‘Cyber security is a matter of national sovereignty.’

June 7, 2025

Commentary by Ari Albertini, CEO of FTAPI

The attack on Rheinmetall is not a technical problem. It shows how vulnerable our country is in the digital space: economically, militarily, politically. Such attacks have long been a reality. But are we consistent in our approach to cybersecurity? Not at all.

The biggest weakness is not in technology, but in everyday life. In the supply chain, in project communication, in collaboration with changing partners. Every day, sensitive information is forwarded, shared and copied – often unprotected, under time pressure and with a focus on speed rather than security. Everyone protects themselves, but hardly anyone looks left or right. Yet security does not end at the edge of your own network. It must be considered throughout the entire value chain.

An example: A supplier reports a material delay by email.

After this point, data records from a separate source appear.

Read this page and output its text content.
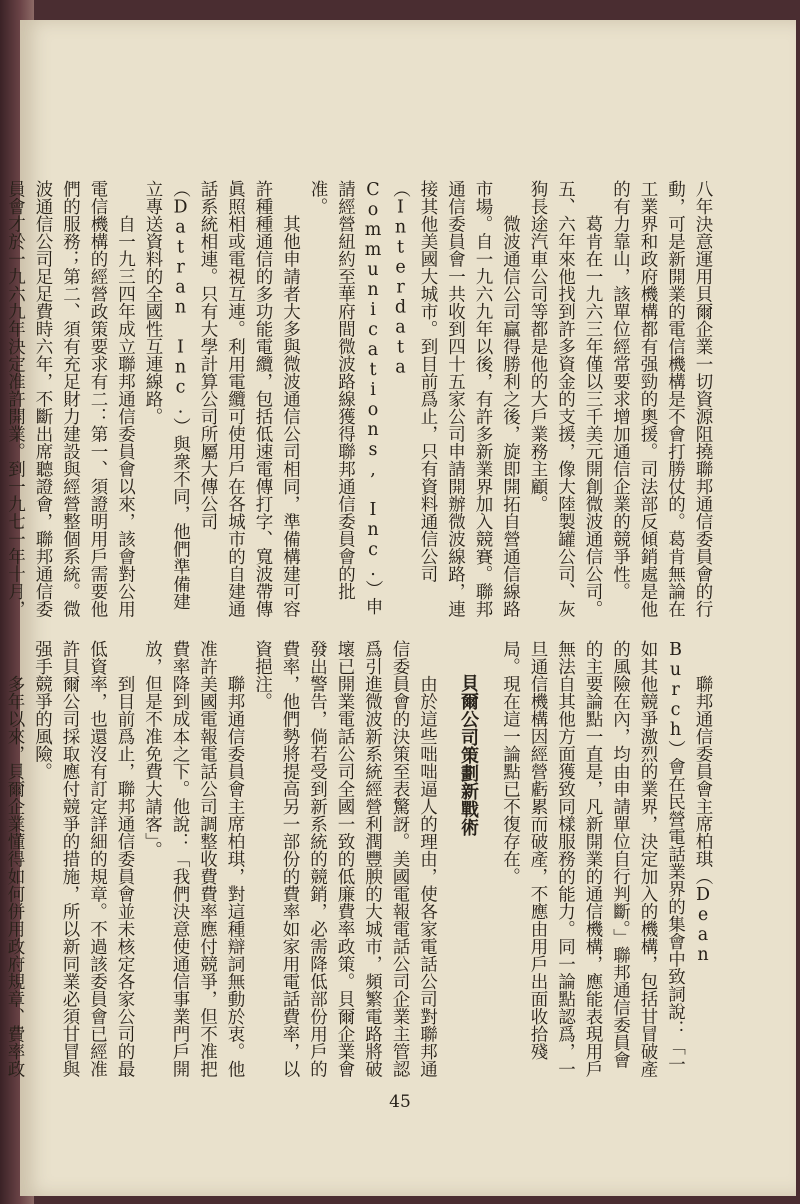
八年決意運用貝爾企業一切資源阻撓聯邦通信委員會的行動，可是新開業的電信機構是不會打勝仗的。葛肯無論在工業界和政府機構都有强勁的奧援。司法部反傾銷處是他的有力靠山，該單位經常要求增加通信企業的競爭性。
葛肯在一九六三年僅以三千美元開創微波通信公司。五、六年來他找到許多資金的支援，像大陸製罐公司、灰狗長途汽車公司等都是他的大戶業務主顧。
微波通信公司贏得勝利之後，旋即開拓自營通信線路市場。自一九六九年以後，有許多新業界加入競賽。聯邦通信委員會一共收到四十五家公司申請開辦微波線路，連接其他美國大城市。到目前爲止，只有資料通信公司（Interdata Communications, Inc.）申請經營紐約至華府間微波路線獲得聯邦通信委員會的批准。
其他申請者大多與微波通信公司相同，準備構建可容許種種通信的多功能電纜，包括低速電傳打字、寬波帶傳眞照相或電視互連。利用電纜可使用戶在各城市的自建通話系統相連。只有大學計算公司所屬大傳公司（Datran Inc.）與衆不同，他們準備建立專送資料的全國性互連線路。
自一九三四年成立聯邦通信委員會以來，該會對公用電信機構的經營政策要求有二：第一、須證明用戶需要他們的服務；第二、須有充足財力建設與經營整個系統。微波通信公司足足費時六年，不斷出席聽證會，聯邦通信委員會才於一九六九年決定准許開業。到一九七一年十月，
聯邦通信委員會主席柏琪（Dean Burch）會在民營電話業界的集會中致詞說：「一如其他競爭激烈的業界，決定加入的機構，包括甘冒破產的風險在內，均由申請單位自行判斷。」聯邦通信委員會的主要論點一直是，凡新開業的通信機構，應能表現用戶無法自其他方面獲致同樣服務的能力。同一論點認爲，一旦通信機構因經營虧累而破產，不應由用戶出面收拾殘局。現在這一論點已不復存在。
貝爾公司策劃新戰術
由於這些咄咄逼人的理由，使各家電話公司對聯邦通信委員會的決策至表驚訝。美國電報電話公司企業主管認爲引進微波新系統經營利潤豐腴的大城市，頻繁電路將破壞已開業電話公司全國一致的低廉費率政策。貝爾企業會發出警告，倘若受到新系統的競銷，必需降低部份用戶的費率，他們勢將提高另一部份的費率如家用電話費率，以資挹注。
聯邦通信委員會主席柏琪，對這種辯詞無動於衷。他准許美國電報電話公司調整收費費率應付競爭，但不准把費率降到成本之下。他說：「我們決意使通信事業門戶開放，但是不准免費大請客」。
到目前爲止，聯邦通信委員會並未核定各家公司的最低資率，也還沒有訂定詳細的規章。不過該委員會已經准許貝爾公司採取應付競爭的措施，所以新同業必須甘冒與强手競爭的風險。
多年以來，貝爾企業懂得如何併用政府規章、費率政
45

The project manager forwards the message – along with confidential plans, deadlines and prices. Sometimes via Outlook, sometimes via a cloud link, sometimes via private devices. The more external contacts are involved, the greater the risk. This is exactly where many attacks start: in the operational hustle and bustle.

What is often underestimated is that it is not the individual document that is the problem. It is the sum total. The mass of seemingly harmless data reveals more about a company than any single piece of information on its own. That is precisely what makes it so dangerous.

Secure communication should not be an IT special case. It must work as easily as a file attachment – while also taking encryption, access and traceability into account. Automation is key here: only when protection processes work reliably in the background can errors be avoided before they become vulnerabilities. Platforms are needed, not patchwork. Otherwise, security remains a concept rather than a practice.

And that is precisely why it is good that NIS 2 is gaining momentum again. The directive not only creates new obligations, but also finally establishes a common framework. Binding standards, clear responsibilities, comprehensive security. Because anyone who works with critical information today bears responsibility – for themselves and for the entire network.

Cyber security is a matter of national sovereignty. Anyone who operates critical infrastructure or processes sensitive data needs full control: over systems, over information, over communication channels. Those who bear responsibility must also retain it. And that is only possible if security is taken into account in everyday work.

Germany needs a new understanding of digital defence. No ‘we should’, but clear rules. Clear standards. Clear responsibilities. And the courage to leave responsibility where it belongs.